La première réaction de la Fédération Française de Rugby
Arrivé lundi en Argentine, Florian Grill, le président de la FFR, s’est d’abord longuement entretenu avec Fabien Galthié, l’entraineur des Bleus. "Il (le staff du XV de France, ndlr) est comme nous tous, totalement abattu (…) et dans l’attente de ce que révélera l’enquête et de ce qu’il s’est réellement passé", a-t-il déclaré ensuite aux journalistes présents dans l’hôtel des joueurs en Argentine, dont nos confrères de L’Equipe. "Si les faits sont avérés, ils sont incroyablement graves. Il faut déjà avoir une pensée pour la jeune femme. Si, une fois encore, c’est avéré, c’est à l’inverse de tout ce que le rugby fait, construit et est, de ce que font les 2000 clubs amateurs qui font vivre le rugby au quotidien", a-t-il ajouté en précisant n’avoir aucun détail sur les faits dont sont accusés les deux joueurs. Se disant "incroyablement marqué" et "ému", Florian Grill a insisté sur l’importance de laisser l’enquête se dérouler normalement. "Dans ces affaires-là, le rugby est anecdotique. On s’intéresse aux gens, aux hommes, à la jeune femme. Tout le reste est accessoire", a-t-il ajouté.
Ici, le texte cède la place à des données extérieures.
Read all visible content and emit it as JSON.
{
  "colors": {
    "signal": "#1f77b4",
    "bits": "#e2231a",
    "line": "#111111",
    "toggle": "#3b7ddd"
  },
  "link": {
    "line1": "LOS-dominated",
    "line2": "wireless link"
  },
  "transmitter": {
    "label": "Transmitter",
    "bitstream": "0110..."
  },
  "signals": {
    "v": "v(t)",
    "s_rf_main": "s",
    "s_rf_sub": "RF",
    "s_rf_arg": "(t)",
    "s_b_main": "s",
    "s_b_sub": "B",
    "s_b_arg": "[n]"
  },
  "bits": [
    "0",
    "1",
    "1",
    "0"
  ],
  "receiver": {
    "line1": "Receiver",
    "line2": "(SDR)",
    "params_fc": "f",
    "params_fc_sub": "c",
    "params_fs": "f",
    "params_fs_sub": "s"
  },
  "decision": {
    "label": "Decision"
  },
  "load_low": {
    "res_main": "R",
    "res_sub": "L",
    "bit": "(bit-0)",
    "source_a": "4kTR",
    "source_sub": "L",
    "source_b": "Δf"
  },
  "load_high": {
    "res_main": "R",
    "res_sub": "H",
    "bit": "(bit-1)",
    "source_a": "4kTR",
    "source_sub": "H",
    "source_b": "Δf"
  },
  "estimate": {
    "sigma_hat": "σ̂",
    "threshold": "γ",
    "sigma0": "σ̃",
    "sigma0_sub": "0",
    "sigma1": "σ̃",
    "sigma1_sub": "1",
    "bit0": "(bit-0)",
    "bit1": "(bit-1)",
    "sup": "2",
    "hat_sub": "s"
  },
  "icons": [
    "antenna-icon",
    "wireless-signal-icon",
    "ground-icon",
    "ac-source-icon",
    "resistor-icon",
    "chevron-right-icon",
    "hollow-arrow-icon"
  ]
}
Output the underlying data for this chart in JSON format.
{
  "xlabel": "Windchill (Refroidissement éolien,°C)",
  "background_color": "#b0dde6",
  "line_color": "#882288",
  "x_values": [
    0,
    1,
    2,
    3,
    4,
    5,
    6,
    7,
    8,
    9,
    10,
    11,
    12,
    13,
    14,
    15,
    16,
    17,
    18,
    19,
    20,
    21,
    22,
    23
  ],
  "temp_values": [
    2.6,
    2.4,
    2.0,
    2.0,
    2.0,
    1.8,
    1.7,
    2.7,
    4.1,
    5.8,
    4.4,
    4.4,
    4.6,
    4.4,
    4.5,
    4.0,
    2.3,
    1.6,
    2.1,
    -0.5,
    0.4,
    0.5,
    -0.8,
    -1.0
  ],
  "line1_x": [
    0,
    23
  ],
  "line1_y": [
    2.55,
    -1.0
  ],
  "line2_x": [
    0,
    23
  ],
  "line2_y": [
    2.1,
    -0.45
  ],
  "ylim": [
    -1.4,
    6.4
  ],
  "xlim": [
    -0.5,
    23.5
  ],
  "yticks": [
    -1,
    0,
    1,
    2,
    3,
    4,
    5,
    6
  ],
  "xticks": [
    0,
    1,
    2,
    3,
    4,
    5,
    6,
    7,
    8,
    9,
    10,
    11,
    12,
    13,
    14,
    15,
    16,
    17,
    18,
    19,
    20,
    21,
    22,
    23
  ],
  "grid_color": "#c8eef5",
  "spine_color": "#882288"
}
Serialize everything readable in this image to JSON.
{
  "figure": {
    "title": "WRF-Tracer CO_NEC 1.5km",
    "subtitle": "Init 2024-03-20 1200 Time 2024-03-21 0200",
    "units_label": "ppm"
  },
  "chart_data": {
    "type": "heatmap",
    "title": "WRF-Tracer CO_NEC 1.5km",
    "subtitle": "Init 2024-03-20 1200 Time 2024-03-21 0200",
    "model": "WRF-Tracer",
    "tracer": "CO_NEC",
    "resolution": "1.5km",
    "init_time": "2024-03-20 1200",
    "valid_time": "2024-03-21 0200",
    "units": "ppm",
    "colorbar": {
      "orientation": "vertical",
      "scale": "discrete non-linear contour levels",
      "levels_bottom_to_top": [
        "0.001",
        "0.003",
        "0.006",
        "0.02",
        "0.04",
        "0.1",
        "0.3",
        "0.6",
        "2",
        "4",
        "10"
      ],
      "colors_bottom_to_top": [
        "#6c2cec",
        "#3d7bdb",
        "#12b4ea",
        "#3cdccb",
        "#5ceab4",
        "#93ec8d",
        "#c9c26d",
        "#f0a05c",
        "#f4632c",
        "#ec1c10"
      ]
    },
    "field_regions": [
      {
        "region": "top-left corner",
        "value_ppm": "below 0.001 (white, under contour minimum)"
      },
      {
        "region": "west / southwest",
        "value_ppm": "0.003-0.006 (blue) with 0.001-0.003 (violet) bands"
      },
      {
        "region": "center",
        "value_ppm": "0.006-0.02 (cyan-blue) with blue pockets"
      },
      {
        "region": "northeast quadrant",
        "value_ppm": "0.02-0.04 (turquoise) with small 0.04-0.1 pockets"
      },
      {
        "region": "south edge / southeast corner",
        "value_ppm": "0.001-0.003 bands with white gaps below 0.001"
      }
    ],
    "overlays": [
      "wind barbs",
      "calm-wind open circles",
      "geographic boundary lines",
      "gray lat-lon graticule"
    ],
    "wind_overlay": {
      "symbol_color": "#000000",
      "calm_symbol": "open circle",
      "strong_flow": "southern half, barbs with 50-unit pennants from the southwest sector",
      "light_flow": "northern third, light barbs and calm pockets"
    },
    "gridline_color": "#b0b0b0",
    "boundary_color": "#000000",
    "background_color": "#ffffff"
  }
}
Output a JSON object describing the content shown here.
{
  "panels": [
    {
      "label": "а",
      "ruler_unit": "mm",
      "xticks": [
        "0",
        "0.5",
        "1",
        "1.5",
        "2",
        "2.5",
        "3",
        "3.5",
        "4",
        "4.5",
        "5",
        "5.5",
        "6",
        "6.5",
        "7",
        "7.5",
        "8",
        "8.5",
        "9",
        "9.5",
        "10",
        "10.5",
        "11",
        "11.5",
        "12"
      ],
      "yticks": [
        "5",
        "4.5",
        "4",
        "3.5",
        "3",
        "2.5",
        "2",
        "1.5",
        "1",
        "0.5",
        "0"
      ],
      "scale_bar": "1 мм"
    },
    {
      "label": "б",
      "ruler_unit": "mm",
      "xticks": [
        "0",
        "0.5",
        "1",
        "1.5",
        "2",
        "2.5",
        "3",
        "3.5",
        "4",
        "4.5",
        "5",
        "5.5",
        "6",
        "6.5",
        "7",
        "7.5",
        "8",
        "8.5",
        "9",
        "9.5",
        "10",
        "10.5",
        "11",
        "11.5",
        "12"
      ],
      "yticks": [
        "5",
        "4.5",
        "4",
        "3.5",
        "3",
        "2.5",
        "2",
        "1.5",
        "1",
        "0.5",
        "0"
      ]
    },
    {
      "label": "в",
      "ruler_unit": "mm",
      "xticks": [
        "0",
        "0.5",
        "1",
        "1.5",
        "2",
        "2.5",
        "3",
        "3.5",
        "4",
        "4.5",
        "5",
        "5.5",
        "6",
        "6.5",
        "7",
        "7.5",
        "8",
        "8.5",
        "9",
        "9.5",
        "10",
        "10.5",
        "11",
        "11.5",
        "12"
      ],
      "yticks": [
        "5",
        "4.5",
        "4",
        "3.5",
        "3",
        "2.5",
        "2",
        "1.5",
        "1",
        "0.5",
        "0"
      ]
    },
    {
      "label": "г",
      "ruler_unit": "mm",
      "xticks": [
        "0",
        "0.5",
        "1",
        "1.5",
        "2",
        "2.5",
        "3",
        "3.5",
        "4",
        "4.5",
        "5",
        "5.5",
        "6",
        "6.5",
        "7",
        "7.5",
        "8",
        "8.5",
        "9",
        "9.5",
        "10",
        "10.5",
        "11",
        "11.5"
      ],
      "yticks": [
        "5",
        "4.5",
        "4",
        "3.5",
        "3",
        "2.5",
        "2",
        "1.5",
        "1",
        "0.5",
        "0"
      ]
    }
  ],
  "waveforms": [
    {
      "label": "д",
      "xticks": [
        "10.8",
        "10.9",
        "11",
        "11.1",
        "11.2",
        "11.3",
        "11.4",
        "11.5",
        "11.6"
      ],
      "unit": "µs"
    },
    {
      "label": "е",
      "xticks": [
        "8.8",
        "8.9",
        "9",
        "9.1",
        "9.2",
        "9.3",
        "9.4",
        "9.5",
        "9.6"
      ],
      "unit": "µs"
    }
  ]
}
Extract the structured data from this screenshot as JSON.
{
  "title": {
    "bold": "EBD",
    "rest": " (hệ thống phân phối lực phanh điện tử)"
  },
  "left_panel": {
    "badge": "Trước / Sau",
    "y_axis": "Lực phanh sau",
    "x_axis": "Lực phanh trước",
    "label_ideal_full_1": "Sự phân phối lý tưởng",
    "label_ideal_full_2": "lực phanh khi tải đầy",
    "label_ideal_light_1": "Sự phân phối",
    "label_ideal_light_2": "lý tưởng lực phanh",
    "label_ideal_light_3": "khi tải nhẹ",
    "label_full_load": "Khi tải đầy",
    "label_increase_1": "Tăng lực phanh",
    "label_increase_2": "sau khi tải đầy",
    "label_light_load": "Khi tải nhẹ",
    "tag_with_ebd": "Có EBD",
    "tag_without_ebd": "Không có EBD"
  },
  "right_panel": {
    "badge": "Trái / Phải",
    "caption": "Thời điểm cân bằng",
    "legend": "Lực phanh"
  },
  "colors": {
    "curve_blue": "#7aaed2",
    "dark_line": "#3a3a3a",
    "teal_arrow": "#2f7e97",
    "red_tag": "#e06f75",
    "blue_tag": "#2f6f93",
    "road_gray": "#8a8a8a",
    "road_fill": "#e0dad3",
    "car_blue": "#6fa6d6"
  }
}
"Ce sont des gamins de 20 ans"
Florian Grill est également revenu sur l’état actuel des deux joueurs impliqués dans cette affaire. "On est en contact avec les autorités. On essaie d’accompagner tout le monde. On a prévenu aussi les autorités françaises parce que c’est une affaire potentiellement très importante (…) Ils sont a priori dans un commissariat", a-t-il expliqué en ajoutant qu’un membre de la délégation française avait pu leur rendre visite pour leur apporter un repas. Les représentants de la FFR et le staff des Bleus espèrent pouvoir "retourner les voir". "Quels que soient les faits, même si la pensée doit aller d’abord à la jeune femme, ce sont des gamins de 20 ans. Il faut aussi s’occuper d’eux mais on doit savoir ce qui s’est passé réellement", a-t-il conclu.